The VB-MAPP Barriers Assessment (Sundberg, in press) provides an analysis and assessment of 21 common language and learning barriers faced by children with autism. Research utilizing this assessment in applied settings for children with autism spectrum disorders will be presented. Three case studies will be discussed, addressing the assessment, treatment, and outcomes for learners with defective skill repertoires.
|Identifying and Treating Defective Listener Repertoires Using the VB-MAPP Barriers Assessment.
|JESSICA HETLINGER FRANCO (University of Texas, Austin)
|Abstract: The VB-MAPP Barriers Assessment (Sundberg, in press) describes receptive language skills as "listener" behaviors. A listener behavior requires a child to both (a) attend to the speech of another person and (b) demonstrate understanding of the speech, thus serving as a listener to that speaker. Listener repertoires include basic receptive object identification or discrimination and expand to understanding of complex verbal behavior. In this study, the defective listening repertoire of a child with autism spectrum disorder was found to be a "severe problem" on the VB-MAPP Barriers Assessment. Treatment was based on an analysis of the common problems associated with defective listener repertoires and recommended strategies.
|Identifying and Treating Defective Echoic Repertoires Using the VB-MAPP Barriers Assessment.
|JAMIE HUGHES (Autism Consulting Services)
|Abstract: A child's ability to echo sounds and words on command is an important measure of his/her potential for language development. Transfer of control of a spoken word from echoic control to mand, tact, or intraverbal sources of control (Sundberg, in press) is often used as an effective prompting strategy. However, the inability to echo words may present a critical barrier to future language development, and thus it is often a key component of most early language intervention programs. This case study used the VB-MAPP Barriers Assessment to identify various causes of an absent, weak, and defective echoic repertoire for a young child with autism. Direct and automatic reinforcement teaching procedures were used to increase vocal production and help establish vocal stimulus control.
|Identifying and Treating Defective Intraverbal Repertoires Using the VB-MAPP Barriers Assessment.
|LUPE CASTANEDA (Behavior Analytic Solutions, LLC), Jamie Hughes (Autism Consulting Services)

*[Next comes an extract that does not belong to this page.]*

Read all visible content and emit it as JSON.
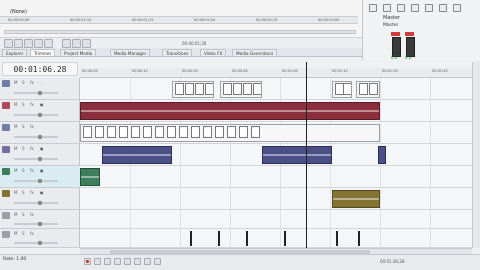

|Abstract: Many children with autism fail to acquire a functional intraverbal repertoire. It is often assumed that intraverbal skills will develop from training on receptive and expressive skills alone. Intraverbal relations, by nature are continually changing, including both the stimulus and response. This case study used the VB-MAPP Barriers Assessment (Sundberg, in press) to identify potential causes of a weak and defective intraverbal repertoire for a young boy with autism. Data will be presented discussing the child's baseline measures, defective repertoire, treatment and outcomes.